The Swedish party princess, recently voted by an obscure Spanish tabloid as one of the ten hottest party girls in Europe, seems to be trying to get rid of her Paris Hilton slut reputation.

http://expressen.se/?a=512421

Years ago she stunned the stuffed shirt society of the Nobel Prize dinner by turning up with most of her boobies falling out. Actually she looked pretty good but my oh my can people get their feathers in a ruffle over nothing.

And then there's the thing that where the rest of the world have had so much of this crowd they want to vomit, the Swedes really suck it up. Show pics of Tara Reid drunk on her arse at a party in Switzerland and every Swedish teen wants to be there.

Class, real class.

And now Madde's got her degree and of course she's going to go live in New York City for half a year and work for UNICEF and this same tabloid published a series of tips where she could go to party in the Big Apple so she can run into Paris Hilton again.

Whereas most people would think 'oh so Paris Hilton's going to be in New York, so I think I'll fly to Hong Kong or Borneo for the weekend'.

And Madde's quite hot actually, but you have to remember it's not Swedish hot. More like mutt hot. Her daddy's family is French - they're the Bernadottes. When the real Swedish royal line ran out someone came up with the amazing idea to go ask Napoleon, so they got down to France and found this bloke called Bernadotte in Napoleon's army and they tapped him on the shoulder and said 'excuse us wee are from Sweeeeden would you like to be our king' and the Bernadotte dude said hey OK sure.

And Madde's mother isn't Swedish either - she's half German and half Brazilian. So if you think Madde is hot it's not because she's Swedish hot - she's a bloody immigrant.

But whatever. Yesterday the interview. And Madde wants to dispel the idea that she is just a terrible slut of a party girl like Paris Hilton so the protocol people arranged for a bit of publicity.

The 'interview' went something like this. First the paper feeds out the idea that Madde doesn't like to party so much anymore and actually has many diverse interests such as horse riding - and hunting.

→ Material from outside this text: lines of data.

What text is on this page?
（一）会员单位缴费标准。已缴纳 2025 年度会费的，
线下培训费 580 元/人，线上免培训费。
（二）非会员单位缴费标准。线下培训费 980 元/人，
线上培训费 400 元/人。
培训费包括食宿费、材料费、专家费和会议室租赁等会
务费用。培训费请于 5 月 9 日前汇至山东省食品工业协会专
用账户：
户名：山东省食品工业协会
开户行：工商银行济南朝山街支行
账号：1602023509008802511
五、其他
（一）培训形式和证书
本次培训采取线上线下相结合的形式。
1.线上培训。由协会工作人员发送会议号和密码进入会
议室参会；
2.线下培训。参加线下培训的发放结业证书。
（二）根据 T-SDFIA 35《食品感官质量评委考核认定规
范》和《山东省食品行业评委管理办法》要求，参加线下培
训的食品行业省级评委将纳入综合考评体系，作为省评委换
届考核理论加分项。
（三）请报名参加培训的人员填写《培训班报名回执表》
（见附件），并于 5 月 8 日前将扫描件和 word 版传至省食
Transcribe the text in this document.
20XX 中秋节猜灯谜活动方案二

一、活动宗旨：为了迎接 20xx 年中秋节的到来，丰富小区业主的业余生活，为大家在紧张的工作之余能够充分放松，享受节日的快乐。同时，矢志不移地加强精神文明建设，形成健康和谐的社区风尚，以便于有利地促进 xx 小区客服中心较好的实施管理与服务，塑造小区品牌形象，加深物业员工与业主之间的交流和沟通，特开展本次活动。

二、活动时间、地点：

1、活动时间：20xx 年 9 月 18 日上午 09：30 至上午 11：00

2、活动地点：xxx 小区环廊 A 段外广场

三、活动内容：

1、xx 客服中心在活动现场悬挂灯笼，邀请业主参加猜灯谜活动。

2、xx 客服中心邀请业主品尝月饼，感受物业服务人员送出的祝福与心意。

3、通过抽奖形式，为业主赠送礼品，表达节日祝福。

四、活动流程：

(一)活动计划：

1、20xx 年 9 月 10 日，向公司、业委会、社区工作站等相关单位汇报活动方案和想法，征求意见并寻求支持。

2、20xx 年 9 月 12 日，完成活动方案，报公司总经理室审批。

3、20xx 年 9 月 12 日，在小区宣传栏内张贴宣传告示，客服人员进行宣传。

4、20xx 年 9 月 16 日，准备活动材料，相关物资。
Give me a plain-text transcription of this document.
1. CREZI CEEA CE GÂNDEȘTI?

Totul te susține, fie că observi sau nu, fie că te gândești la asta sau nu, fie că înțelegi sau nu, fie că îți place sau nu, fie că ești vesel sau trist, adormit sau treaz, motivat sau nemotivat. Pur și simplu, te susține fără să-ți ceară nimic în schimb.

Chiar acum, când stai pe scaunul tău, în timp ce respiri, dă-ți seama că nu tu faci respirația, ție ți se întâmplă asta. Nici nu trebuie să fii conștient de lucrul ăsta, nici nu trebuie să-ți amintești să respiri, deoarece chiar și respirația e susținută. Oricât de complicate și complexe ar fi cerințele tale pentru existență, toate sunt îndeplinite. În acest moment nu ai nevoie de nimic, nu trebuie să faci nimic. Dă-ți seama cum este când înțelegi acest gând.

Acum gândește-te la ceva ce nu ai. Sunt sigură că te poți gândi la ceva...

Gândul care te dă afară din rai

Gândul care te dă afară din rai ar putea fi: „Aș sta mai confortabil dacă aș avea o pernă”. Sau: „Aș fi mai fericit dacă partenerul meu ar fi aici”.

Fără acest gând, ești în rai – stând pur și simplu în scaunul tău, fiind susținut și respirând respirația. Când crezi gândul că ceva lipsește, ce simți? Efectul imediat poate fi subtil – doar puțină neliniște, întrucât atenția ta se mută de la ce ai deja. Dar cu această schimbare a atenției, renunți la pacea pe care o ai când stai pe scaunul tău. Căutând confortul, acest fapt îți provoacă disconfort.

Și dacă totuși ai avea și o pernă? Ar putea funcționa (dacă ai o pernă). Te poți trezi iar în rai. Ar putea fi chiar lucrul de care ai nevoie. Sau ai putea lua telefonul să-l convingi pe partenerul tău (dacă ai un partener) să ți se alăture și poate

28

'I shot my first animal not long ago, out on Lovön near our castle' says Madde.

Then:

'To take part in a moose hunt is a big step for me but I've passed the test and some day when a moose comes wandering by it will be very exciting!'

Then:

'I hope to entice more young women to hunt.'

Then:

'It's not only about killing an animal - it's also an intense experience of nature. It's part of our way of caring for nature.'

It's going to be great to see what PETA do about this. And maybe it's better if Madde goes back to showing off boobies and generally behaving like a slut like Paris Hilton. At least fewer animals will suffer.